As I slept, Mother was swept off to Bellevue Hospital in an ambulance. At the hospital they pumped all the Seconal out of her and kept her for psychiatric evaluation for twenty-four hours, which, we were to discover later, was about ten thousand hours too short. By the time she was released into my stepfather’s care, he had already paid off the hospital officials to keep her name out of their records and his name out of the papers: she was never there, it never happened.

The next morning, my sister and I got up and got dressed for school, putting on our dark blue jumpers and pulling on our navy kneesocks. It seemed like any other morning until we walked down the hallway past our mother’s now open door and our shoes crunched on the broken glass as I realized it hadn’t been a dream.
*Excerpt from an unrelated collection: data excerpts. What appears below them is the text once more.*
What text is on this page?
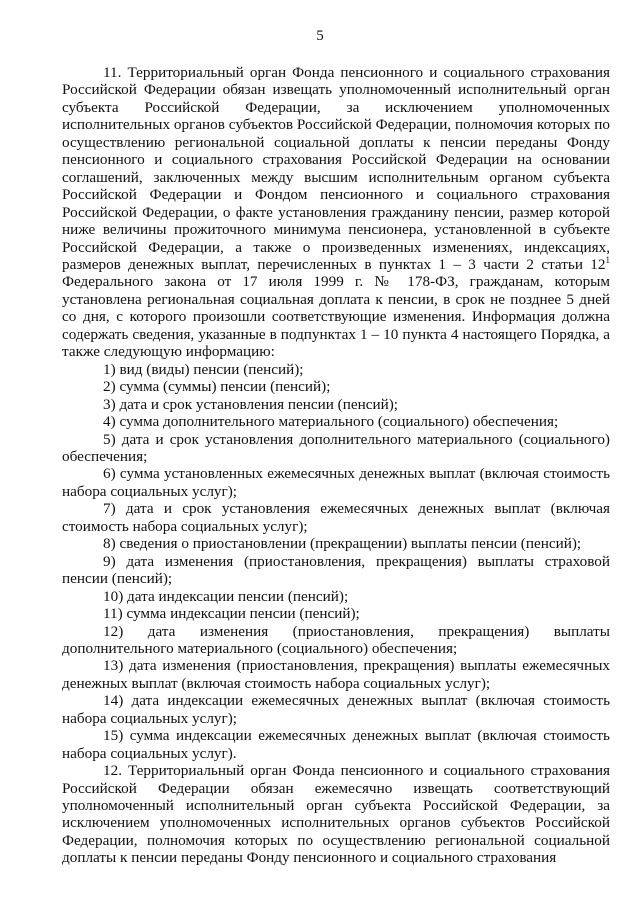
5

11. Территориальный орган Фонда пенсионного и социального страхования Российской Федерации обязан извещать уполномоченный исполнительный орган субъекта Российской Федерации, за исключением уполномоченных исполнительных органов субъектов Российской Федерации, полномочия которых по осуществлению региональной социальной доплаты к пенсии переданы Фонду пенсионного и социального страхования Российской Федерации на основании соглашений, заключенных между высшим исполнительным органом субъекта Российской Федерации и Фондом пенсионного и социального страхования Российской Федерации, о факте установления гражданину пенсии, размер которой ниже величины прожиточного минимума пенсионера, установленной в субъекте Российской Федерации, а также о произведенных изменениях, индексациях, размеров денежных выплат, перечисленных в пунктах 1 – 3 части 2 статьи $12^1$ Федерального закона от 17 июля 1999 г. № 178-ФЗ, гражданам, которым установлена региональная социальная доплата к пенсии, в срок не позднее 5 дней со дня, с которого произошли соответствующие изменения. Информация должна содержать сведения, указанные в подпунктах 1 – 10 пункта 4 настоящего Порядка, а также следующую информацию:

1) вид (виды) пенсии (пенсий);

2) сумма (суммы) пенсии (пенсий);

3) дата и срок установления пенсии (пенсий);

4) сумма дополнительного материального (социального) обеспечения;

5) дата и срок установления дополнительного материального (социального) обеспечения;

6) сумма установленных ежемесячных денежных выплат (включая стоимость набора социальных услуг);

7) дата и срок установления ежемесячных денежных выплат (включая стоимость набора социальных услуг);

8) сведения о приостановлении (прекращении) выплаты пенсии (пенсий);

9) дата изменения (приостановления, прекращения) выплаты страховой пенсии (пенсий);

10) дата индексации пенсии (пенсий);

11) сумма индексации пенсии (пенсий);

12) дата изменения (приостановления, прекращения) выплаты дополнительного материального (социального) обеспечения;

13) дата изменения (приостановления, прекращения) выплаты ежемесячных денежных выплат (включая стоимость набора социальных услуг);

14) дата индексации ежемесячных денежных выплат (включая стоимость набора социальных услуг);

15) сумма индексации ежемесячных денежных выплат (включая стоимость набора социальных услуг).

12. Территориальный орган Фонда пенсионного и социального страхования Российской Федерации обязан ежемесячно извещать соответствующий уполномоченный исполнительный орган субъекта Российской Федерации, за исключением уполномоченных исполнительных органов субъектов Российской Федерации, полномочия которых по осуществлению региональной социальной доплаты к пенсии переданы Фонду пенсионного и социального страхования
“Where’s Mommy?” my sister asked, peering into Mother’s empty bedroom.

As the older child (I was nine) and a witness to the previous night’s events, I felt I should provide some sort of explanation about just where our mother might be, even though I didn’t really know. I decided to make it into a kind of game, so Robbie wouldn’t feel afraid or think that I was worried.

“She went away last night with Pop,” I told her. “She
rode away with Pop in a bed on wheels,” I added, hoping this would sound like something fun, like a ride at an amusement park.